You may see pods stuck in a waiting state, failed rollouts, 4xx or 5xx responses, missing endpoints, failed probes, denied API calls, or repeated events in the namespace.

Common Causes

Common causes include selectors, endpoints, ports, ingress rules, DNS, CNI, and NetworkPolicy. Always confirm with events and logs before editing the workload.

Step 1: Check Current State

kubectl get svc,endpoints -A
kubectl describe svc web -n app

Expected output:

NAME          TYPE        CLUSTER-IP    EXTERNAL-IP   PORT(S)   AGE
service/web   ClusterIP   10.96.42.10   <none>        80/TCP    2d

Step 2: Inspect Events and Logs

kubectl describe svc web -n app
kubectl get ingress -A

Events show scheduler, kubelet, image pull, mount, and probe errors. Previous logs are critical when the container restarts quickly.

Step 3: Verify the Manifest or Runtime Setting

kubectl run curl --rm -it --image=curlimages/curl --restart=Never -- curl -I http://web.app.svc.cluster.local
kubectl get pod web-7d9f8c-abcde -n app -o yaml

Check selectors, image names, probes, resource limits, service accounts, volumes, and namespace references.

Step 4: Apply the Fix

apiVersion: v1
kind: Service
metadata:
  name: web
  namespace: app
spec:
  selector:
    app: web
  ports:
  - port: 80
    targetPort: 8080

Apply only the corrected field, then let the controller reconcile the desired state.

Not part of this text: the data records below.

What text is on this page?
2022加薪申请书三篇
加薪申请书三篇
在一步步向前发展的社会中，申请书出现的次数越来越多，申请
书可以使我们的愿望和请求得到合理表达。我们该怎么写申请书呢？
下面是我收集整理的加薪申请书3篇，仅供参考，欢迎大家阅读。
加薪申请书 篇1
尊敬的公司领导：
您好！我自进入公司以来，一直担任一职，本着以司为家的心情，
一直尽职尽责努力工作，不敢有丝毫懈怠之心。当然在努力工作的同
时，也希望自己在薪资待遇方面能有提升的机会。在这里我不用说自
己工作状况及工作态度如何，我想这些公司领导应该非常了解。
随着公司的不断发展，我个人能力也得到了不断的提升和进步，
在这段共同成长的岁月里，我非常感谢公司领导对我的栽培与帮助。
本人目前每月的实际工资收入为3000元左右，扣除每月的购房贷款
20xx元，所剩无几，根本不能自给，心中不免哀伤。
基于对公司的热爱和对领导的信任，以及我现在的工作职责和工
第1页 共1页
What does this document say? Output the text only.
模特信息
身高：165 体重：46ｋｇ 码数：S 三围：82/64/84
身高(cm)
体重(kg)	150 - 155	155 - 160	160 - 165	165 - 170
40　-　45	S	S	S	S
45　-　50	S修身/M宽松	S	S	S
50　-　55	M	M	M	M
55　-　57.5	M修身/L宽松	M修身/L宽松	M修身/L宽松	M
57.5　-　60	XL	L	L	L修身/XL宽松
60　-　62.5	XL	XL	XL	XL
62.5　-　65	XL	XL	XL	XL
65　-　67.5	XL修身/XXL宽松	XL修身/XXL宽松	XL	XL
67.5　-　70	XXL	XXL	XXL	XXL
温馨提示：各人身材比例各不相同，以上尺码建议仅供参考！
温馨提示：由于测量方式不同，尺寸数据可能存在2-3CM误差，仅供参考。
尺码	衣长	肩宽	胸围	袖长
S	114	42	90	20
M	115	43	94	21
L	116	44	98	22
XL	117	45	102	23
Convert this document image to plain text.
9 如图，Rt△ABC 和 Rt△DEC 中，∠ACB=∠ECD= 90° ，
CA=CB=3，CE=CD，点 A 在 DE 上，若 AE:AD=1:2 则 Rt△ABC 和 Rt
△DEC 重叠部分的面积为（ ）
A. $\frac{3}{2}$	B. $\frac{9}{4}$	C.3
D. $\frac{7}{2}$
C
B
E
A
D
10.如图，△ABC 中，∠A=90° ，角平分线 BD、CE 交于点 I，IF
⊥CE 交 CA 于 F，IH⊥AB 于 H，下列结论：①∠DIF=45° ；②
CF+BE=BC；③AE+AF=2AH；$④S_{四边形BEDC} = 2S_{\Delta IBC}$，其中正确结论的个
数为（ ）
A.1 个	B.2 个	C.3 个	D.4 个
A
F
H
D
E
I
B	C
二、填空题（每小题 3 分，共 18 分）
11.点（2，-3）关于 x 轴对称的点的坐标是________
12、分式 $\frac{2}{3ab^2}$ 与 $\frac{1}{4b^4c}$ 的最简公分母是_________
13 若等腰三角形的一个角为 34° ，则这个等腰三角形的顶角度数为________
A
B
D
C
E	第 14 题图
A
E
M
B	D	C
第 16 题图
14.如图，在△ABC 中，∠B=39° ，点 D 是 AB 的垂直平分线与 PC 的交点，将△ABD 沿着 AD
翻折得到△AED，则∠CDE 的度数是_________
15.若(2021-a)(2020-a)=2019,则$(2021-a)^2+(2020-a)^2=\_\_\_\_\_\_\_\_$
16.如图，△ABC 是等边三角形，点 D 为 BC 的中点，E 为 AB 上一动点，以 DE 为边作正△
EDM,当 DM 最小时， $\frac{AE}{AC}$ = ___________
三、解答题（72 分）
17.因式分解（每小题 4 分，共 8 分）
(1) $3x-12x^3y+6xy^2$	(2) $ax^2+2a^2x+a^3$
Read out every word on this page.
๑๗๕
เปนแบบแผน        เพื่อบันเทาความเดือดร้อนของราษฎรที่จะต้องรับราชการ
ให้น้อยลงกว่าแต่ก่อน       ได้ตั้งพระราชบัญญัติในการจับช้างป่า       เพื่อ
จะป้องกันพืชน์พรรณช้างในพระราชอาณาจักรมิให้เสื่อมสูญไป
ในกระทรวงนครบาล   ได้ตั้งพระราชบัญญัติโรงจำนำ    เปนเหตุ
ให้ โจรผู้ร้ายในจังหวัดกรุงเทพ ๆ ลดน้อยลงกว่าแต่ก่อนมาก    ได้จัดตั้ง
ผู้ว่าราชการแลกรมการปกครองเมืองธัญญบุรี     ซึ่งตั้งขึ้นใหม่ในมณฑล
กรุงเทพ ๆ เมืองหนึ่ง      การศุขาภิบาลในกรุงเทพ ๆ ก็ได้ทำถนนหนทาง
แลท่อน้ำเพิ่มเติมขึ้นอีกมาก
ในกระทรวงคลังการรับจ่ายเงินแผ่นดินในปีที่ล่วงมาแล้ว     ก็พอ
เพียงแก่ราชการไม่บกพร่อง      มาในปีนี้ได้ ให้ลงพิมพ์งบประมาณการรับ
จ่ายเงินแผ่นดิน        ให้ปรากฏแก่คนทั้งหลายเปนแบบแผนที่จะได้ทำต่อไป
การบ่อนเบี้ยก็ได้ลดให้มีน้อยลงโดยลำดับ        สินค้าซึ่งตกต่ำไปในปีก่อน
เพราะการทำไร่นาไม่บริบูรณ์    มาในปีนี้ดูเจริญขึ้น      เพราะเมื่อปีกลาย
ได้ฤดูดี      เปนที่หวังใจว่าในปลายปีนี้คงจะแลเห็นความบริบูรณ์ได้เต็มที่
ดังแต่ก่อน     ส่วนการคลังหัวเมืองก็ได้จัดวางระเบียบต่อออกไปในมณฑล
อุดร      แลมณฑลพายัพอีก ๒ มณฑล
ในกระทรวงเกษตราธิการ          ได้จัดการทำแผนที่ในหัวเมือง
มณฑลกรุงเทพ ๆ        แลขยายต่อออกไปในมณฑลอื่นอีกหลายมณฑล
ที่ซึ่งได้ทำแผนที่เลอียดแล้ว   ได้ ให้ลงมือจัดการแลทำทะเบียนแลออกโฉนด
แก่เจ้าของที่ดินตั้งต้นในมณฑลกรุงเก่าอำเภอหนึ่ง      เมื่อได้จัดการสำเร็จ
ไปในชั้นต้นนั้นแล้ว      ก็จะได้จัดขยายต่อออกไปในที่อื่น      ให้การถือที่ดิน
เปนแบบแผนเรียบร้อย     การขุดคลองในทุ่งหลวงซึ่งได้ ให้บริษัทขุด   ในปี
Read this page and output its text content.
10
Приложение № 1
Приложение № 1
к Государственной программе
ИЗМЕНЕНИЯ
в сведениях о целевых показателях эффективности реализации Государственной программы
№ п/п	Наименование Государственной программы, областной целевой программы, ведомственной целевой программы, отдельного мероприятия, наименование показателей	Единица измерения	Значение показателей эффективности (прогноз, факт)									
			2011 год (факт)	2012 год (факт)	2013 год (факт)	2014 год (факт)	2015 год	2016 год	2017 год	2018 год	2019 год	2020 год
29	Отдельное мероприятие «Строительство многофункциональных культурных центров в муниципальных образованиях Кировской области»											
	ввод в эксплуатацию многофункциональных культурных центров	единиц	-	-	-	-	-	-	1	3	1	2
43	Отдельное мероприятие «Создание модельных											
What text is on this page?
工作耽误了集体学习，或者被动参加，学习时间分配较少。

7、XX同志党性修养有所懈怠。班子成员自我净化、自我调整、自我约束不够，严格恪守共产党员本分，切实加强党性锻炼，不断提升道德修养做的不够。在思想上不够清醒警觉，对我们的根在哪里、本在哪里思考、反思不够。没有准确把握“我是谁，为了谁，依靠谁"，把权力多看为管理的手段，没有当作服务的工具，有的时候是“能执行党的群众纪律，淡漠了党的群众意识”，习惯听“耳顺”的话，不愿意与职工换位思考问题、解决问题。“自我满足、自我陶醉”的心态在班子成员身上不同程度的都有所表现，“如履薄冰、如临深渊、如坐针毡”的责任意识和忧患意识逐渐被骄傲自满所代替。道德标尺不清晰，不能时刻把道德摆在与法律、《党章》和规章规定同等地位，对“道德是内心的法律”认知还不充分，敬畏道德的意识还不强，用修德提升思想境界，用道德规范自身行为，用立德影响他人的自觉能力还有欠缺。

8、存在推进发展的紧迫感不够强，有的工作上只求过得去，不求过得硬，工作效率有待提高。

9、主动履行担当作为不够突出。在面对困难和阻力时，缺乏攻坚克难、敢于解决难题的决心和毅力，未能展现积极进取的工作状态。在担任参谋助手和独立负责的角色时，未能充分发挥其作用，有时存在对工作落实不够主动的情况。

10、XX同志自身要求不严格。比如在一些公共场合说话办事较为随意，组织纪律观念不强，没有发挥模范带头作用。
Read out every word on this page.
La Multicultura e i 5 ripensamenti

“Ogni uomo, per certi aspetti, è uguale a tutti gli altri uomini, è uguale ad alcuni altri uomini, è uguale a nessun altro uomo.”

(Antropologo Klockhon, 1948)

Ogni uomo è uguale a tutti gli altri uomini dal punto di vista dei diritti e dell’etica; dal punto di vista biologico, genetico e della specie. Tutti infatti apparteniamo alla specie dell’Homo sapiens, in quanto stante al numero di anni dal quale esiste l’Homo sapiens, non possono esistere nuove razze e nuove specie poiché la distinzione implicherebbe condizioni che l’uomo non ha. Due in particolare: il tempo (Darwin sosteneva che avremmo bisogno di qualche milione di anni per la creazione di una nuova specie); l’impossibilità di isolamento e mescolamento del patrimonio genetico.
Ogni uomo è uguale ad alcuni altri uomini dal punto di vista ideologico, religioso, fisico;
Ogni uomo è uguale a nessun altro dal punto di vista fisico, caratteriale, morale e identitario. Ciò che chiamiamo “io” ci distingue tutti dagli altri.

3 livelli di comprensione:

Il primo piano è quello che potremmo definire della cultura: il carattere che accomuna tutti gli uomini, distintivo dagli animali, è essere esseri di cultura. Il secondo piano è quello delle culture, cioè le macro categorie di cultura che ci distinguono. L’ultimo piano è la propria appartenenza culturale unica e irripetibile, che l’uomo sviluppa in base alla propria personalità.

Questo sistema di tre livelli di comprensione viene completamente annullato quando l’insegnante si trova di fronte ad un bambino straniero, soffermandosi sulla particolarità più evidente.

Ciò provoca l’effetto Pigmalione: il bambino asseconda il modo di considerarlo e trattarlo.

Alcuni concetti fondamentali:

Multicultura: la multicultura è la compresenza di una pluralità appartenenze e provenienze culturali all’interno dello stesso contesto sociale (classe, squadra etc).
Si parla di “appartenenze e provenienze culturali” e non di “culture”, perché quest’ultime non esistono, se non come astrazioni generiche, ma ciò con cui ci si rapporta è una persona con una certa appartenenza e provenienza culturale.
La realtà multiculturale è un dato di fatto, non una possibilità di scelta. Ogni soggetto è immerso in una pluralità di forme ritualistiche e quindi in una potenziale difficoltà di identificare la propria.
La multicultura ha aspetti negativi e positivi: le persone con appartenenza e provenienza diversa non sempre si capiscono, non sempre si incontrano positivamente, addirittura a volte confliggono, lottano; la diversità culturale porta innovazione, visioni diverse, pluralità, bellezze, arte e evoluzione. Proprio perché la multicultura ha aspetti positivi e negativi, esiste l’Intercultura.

kubectl apply -f manifest.yaml
kubectl rollout status deployment/web -n app

Step 5: Confirm Recovery

kubectl get pods -n app
kubectl get events -n app --sort-by=.lastTimestamp

Common Mistakes

  • Deleting pods before reading the events that explain why they failed.
  • Changing probes, resources, images, and RBAC at the same time.
  • Troubleshooting only the pod while ignoring the service, PVC, node, or service account.

Quick Checklist

  • Check pod status and restart count.
  • Read describe output and recent events.
  • Inspect current and previous container logs.
  • Verify dependent objects such as Secrets, ConfigMaps, PVCs, Services, and RBAC.
  • Apply one fix and watch the rollout.

Summary

Treat fix ingress 404 as an evidence-driven debugging task. Events identify the failing layer, logs explain application behavior, and rollout checks prove the fix worked.